When we calculate the time is called updateContainerAtExpirationTime, this function is no good resolution, we directly into scheduleRootUpdate function.

First we will create an update object that is bound to setState

// Update the internal properties of the object
expirationTime: expirationTime,
tag: UpdateState,
// the first two arguments of setState
payload: null.callback: null.// Used to find the next node in the queue
next: null.nextEffect: null.Copy the code

For properties inside the Update object, it is the next property that we need to focus on. Since an UPDATE is essentially a node in a queue, this property can be used to help us find the next update. For batch updates, we may create multiple updates, so we need to concatenate and store these updates and use them to update state if necessary.

In render, it’s an update, but we don’t have setState, so payload is {element}.

Next we assign callback to the update property, where callback is the third argument to reactdom.render.

We then insert the update object into the queue. EnqueueUpdate has a lot of branches and the code is simple, so we won’t post the code here, if you are interested. The update () function creates or retrieves a queue and adds the update object to the queue.
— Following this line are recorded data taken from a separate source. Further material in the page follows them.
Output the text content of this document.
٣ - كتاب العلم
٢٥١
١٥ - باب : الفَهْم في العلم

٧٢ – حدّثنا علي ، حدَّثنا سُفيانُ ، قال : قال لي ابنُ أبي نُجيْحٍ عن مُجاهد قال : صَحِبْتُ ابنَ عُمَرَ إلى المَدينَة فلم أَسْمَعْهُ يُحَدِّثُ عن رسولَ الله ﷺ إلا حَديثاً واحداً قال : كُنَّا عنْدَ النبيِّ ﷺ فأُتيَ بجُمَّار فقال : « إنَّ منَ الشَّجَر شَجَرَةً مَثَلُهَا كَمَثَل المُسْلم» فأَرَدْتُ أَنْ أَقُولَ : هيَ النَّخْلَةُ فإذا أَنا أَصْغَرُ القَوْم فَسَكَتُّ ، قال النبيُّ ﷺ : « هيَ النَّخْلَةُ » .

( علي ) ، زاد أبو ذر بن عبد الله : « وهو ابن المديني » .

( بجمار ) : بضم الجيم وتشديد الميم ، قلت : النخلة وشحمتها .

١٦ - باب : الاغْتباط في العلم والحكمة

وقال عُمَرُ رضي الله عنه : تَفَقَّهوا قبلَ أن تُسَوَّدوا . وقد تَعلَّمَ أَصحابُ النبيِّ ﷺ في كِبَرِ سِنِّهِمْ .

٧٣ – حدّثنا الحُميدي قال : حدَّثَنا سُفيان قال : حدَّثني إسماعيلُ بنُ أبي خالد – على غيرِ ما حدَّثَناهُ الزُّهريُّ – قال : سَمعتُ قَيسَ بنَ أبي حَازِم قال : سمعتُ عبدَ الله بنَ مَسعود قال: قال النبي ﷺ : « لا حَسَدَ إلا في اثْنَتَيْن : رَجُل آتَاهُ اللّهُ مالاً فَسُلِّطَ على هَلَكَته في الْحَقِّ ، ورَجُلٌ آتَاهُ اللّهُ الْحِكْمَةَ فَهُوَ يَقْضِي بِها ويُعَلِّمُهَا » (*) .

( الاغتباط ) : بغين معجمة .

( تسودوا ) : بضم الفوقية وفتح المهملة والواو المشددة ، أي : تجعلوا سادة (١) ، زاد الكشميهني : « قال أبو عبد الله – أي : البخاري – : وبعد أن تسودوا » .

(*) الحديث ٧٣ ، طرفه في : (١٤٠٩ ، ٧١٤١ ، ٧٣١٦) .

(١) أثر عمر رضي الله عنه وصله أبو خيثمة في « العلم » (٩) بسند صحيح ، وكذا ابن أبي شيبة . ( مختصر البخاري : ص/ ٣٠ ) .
Finally, the scheduleWork function is called, starting with scheduling, which we will explore in detail in the next article.

conclusion

The above is all the content of this article, the core of this article is actually put on the calculation time, because this time and the following scheduling is closely related, finally through a flow chart to summarize the content of the Render process of two articles.

The last

Reading the source code can be a tedious process, but the benefits can be huge. If you have any questions along the way, please feel free to let me know in the comments section.

Also, writing this series is a time-consuming project, including maintaining code comments, making the article as readable as possible, and finally drawing. If you think the article looks good, please give it a thumbs up.

The next article is again about the Render process.

Finally, feel the content is helpful can pay attention to my public number “front-end really fun”, there will be a lot of good things waiting for you.